28 Apr Retinal incorporation and differentiation of mesenchymal stem cells intravitreally injected in the injured retina of rats.
Arq Bras Oftalmol. 2008 Sep-Oct;71(5):644-50.
Retinal incorporation and differentiation of mesenchymal stem cells intravitreally injected in the injured retina of rats.
Castanheira P, Torquetti L, Nehemy MB, Goes AM.
Department of Biochemistry, Biological Sciences Institute, Universidade Federal de Minas Gerais, Belo Horizonte, MG, Brazil.
To evaluate the pattern of retinal integration and differentiation of mesenchymal stem cells (MSCs) injected into the vitreous cavity of rat eyes with retinal injury.
Adult rat retinas were submitted to laser damage followed by transplantation of DAPI-labeled BM-MSCs grafts. To assess the integration and differentiation of BM-MSCs in laser-injured retina, host retinas were evaluated 2.4 and 8 weeks after injury/transplantation.

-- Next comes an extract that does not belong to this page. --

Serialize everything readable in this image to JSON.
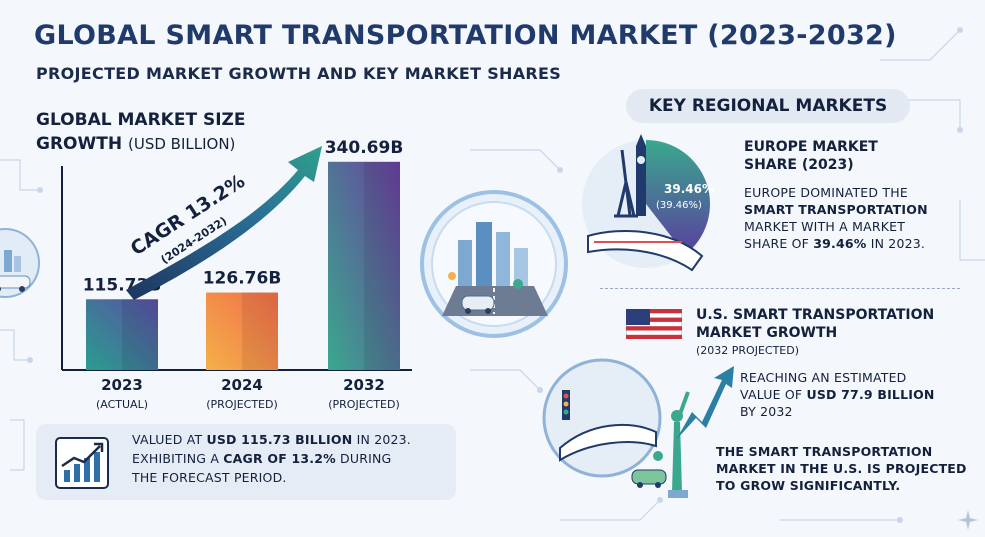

Our results demonstrated that the grafted cells survived in the retina for at least 8 weeks and almost all BM-MSCs migrated and incorporated into the neural retina, specifically in the outer nuclear layer (ONL), inner nuclear layer (INL) and ganglion cell layer (GCL) while a subset of grafted cells were found in the subretinal space posttransplantation. At 8 weeks immunohistochemical analysis with several retinal specific markers revealed that the majority of the grafted cells expressed rhodopsin, a rod photoreceptor marker, followed by parvalbumin, a marker for bipolar and amacrine cells. A few subsets of cells were able to express a glial marker, glial fibrillary acidic protein. However, grafted cells failed to express pan-cytokeratin, a retinal pigment epithelium marker.
These results suggest the potential of BM-MSCs to differentiate into retinal neurons. Taken together, these findings might be clinically relevant for future mesenchymal stem cell therapy studies concerning retinal degeneration repair.